Суд V
Prima actio
Первое судебное заседание
L
Первый свидетель Цезаря: Марк
Базилика Семпрония, Рим
77 г. до н. э.
Земля.
Цезарь рассматривал пол базилики Семпрония.
Ее здание стояло на земле, по которой некогда ступал Сципион Африканский, о чем Цезарь напомнил на reiectio. Это было важно: вызвать дух Сципиона, чтобы остаться после этого жуткого суда живым для общества. А может, просто живым. Ему было нелегко, особенно после убийства главного свидетеля – строителя Вета, которому поручили починку Эгнатиевой дороги, а также жреца храма Афродиты в Фессалонике, но после триумфальной reiectio, на которой он добился отвода Метелла, и поездки в Македонию, где обнаружились три новых свидетеля, он впервые подумал, что победа возможна. И это придавало ему сил.
Цезарь поднял взгляд.
Судьи еще не вошли. Первым появится новый председатель.
Цезарь оглянулся: сидевший рядом Лабиен просматривал папирус с вопросами, которые они подготовили для свидетелей, упомянутых в prima actio. Prima в широком смысле этого слова: то было первое судебное заседание после споров о выборе защитников и судей, но также – и в первую очередь – первое судебное заседание для него, Цезаря.

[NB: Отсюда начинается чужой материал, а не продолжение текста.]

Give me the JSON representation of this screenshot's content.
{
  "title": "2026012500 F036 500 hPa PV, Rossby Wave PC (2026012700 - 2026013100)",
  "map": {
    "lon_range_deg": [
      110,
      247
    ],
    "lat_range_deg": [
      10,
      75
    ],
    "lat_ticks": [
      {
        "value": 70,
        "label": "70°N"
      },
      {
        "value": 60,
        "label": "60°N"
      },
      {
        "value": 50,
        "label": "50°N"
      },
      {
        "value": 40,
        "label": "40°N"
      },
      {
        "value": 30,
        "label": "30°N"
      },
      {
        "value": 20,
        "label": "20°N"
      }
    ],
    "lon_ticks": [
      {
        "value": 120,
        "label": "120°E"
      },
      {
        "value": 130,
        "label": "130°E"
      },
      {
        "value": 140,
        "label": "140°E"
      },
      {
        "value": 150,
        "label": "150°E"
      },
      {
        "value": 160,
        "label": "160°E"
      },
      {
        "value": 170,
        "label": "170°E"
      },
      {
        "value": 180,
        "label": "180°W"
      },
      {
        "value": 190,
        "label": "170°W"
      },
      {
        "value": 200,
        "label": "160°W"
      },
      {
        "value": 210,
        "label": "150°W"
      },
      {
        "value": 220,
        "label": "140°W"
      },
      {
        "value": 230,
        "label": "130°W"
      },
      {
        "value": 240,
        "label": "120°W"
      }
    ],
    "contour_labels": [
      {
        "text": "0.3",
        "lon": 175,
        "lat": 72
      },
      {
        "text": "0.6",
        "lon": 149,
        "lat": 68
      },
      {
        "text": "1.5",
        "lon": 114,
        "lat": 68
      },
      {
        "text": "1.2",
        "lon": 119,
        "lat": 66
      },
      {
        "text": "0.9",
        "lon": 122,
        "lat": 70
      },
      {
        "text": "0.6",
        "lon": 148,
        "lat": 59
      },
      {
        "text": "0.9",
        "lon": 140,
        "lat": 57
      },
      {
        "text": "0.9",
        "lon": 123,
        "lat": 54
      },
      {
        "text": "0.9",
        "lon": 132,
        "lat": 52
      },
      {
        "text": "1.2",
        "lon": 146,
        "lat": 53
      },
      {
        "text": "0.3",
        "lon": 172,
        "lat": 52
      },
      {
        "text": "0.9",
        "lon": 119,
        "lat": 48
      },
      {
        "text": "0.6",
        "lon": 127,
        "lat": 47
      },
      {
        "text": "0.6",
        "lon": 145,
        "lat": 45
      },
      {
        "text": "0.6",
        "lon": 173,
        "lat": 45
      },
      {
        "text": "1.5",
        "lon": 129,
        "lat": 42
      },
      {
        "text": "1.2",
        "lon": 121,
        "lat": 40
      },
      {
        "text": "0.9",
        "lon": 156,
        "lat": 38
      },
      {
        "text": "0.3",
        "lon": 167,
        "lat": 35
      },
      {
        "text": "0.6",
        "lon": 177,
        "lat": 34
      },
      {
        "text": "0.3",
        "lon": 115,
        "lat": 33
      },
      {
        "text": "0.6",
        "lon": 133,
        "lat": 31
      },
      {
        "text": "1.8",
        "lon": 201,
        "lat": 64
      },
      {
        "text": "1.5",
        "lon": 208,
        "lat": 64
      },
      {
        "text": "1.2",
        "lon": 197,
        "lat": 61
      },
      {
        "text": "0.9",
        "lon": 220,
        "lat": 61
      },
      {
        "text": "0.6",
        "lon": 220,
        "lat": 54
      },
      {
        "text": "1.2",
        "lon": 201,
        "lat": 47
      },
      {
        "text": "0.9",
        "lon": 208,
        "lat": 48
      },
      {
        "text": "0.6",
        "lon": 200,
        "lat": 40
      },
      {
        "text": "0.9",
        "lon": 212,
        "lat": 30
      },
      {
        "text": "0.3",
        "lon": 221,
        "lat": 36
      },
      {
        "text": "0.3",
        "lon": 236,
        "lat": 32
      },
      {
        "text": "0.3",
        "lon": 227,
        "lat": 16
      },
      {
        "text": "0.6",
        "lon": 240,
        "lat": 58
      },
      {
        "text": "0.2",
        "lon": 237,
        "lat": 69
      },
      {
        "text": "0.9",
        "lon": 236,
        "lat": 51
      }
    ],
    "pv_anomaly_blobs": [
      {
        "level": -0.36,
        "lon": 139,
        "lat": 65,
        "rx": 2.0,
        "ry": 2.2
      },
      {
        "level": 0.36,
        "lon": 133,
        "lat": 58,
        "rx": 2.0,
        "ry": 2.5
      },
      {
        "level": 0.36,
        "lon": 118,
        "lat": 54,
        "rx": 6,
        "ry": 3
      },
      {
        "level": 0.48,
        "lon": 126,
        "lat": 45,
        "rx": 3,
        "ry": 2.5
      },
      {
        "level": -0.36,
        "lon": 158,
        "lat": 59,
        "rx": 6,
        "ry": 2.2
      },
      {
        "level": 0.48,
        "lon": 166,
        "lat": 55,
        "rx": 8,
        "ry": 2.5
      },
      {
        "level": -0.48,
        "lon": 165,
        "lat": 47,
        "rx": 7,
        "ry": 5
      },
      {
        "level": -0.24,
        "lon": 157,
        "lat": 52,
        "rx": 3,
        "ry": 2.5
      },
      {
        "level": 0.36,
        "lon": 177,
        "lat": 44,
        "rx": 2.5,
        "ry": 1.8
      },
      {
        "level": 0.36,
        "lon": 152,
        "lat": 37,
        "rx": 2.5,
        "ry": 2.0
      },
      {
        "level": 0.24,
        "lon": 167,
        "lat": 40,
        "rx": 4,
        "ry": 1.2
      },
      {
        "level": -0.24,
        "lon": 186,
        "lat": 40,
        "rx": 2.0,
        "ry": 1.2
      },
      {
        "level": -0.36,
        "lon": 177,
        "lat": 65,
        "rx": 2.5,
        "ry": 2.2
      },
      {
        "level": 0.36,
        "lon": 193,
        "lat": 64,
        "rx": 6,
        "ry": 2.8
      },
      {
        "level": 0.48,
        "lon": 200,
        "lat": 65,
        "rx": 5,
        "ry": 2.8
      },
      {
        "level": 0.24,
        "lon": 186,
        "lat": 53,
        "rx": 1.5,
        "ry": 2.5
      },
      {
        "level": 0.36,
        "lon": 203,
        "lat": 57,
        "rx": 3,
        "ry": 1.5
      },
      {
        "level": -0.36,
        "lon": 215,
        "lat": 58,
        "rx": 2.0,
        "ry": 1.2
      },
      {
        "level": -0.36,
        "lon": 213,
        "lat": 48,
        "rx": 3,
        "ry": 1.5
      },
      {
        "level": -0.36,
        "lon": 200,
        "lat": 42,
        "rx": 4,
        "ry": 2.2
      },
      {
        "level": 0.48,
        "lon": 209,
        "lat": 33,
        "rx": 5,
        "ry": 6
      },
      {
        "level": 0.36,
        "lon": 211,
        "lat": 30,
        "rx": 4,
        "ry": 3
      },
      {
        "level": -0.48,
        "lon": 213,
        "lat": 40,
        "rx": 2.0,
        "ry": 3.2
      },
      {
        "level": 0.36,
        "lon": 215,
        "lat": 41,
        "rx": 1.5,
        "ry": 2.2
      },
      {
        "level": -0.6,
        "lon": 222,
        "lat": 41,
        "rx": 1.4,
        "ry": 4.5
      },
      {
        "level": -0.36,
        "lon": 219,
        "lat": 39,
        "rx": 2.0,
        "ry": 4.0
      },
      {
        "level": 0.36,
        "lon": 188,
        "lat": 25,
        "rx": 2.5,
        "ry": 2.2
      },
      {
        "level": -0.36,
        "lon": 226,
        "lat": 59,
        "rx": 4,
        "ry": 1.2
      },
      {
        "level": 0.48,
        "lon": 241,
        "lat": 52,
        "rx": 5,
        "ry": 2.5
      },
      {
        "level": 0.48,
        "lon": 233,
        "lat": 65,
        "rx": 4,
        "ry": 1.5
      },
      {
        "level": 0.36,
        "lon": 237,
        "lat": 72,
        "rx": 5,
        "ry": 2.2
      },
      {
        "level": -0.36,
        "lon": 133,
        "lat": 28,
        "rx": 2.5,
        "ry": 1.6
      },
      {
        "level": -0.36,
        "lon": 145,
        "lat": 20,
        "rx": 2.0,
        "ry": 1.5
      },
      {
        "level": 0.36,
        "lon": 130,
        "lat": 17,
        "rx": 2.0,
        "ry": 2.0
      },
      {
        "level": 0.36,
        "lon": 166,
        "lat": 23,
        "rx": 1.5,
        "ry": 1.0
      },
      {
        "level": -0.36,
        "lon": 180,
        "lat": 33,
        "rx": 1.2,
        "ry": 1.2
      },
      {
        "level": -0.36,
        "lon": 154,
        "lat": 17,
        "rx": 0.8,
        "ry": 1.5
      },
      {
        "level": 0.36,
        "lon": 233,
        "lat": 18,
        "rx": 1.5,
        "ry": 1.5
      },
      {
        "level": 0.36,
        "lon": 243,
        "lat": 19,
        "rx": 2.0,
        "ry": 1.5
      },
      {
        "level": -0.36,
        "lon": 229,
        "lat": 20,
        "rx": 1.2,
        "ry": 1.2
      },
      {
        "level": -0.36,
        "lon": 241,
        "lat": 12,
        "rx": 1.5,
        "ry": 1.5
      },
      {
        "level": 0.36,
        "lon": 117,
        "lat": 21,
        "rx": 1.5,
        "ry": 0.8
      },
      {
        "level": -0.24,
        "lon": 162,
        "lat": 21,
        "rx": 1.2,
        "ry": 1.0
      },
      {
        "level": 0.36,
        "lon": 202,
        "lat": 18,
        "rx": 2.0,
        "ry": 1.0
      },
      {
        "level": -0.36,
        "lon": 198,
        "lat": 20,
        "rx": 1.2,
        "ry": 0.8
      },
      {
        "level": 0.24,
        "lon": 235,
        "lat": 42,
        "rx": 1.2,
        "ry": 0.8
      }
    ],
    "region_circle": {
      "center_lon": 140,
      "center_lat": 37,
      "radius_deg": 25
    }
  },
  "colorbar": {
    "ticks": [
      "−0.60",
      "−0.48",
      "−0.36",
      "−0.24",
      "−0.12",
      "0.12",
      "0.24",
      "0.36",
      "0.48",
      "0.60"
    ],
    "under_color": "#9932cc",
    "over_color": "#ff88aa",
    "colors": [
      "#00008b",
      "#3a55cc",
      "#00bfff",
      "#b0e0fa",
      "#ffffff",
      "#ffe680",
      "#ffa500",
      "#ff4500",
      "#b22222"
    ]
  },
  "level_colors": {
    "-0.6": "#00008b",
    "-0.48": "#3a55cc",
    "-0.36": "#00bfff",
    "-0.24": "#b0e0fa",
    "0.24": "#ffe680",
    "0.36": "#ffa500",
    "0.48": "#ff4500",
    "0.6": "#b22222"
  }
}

Теперь он смотрел на публику: вот его мать, жена и сестры. Мать, сосредоточенная, молчаливая, не сводила глаз с дверей, откуда должны были появиться судьи, тоже гадая, кто избран председателем. Корнелия же смотрела только на Цезаря; казалось, из глаз у нее вот-вот потекут слезы. Всего несколько дней назад она умоляла мужа отказаться от участия в суде, опасаясь за его жизнь. Он признался, что его красноречие на reiectio всполошило оптиматов и сам Долабелла больше не считает его мелкой сошкой. Жена твердила, что Аврелия думает так же, и умоляла пойти на попятную, хотя с самого начала полностью поддерживала его. На отказ он, конечно, не согласился бы, к большому огорчению молодой жены, которая сейчас стояла среди толпы, молча глядя на него красными от слез глазами, все еще умоляя, на что-то надеясь…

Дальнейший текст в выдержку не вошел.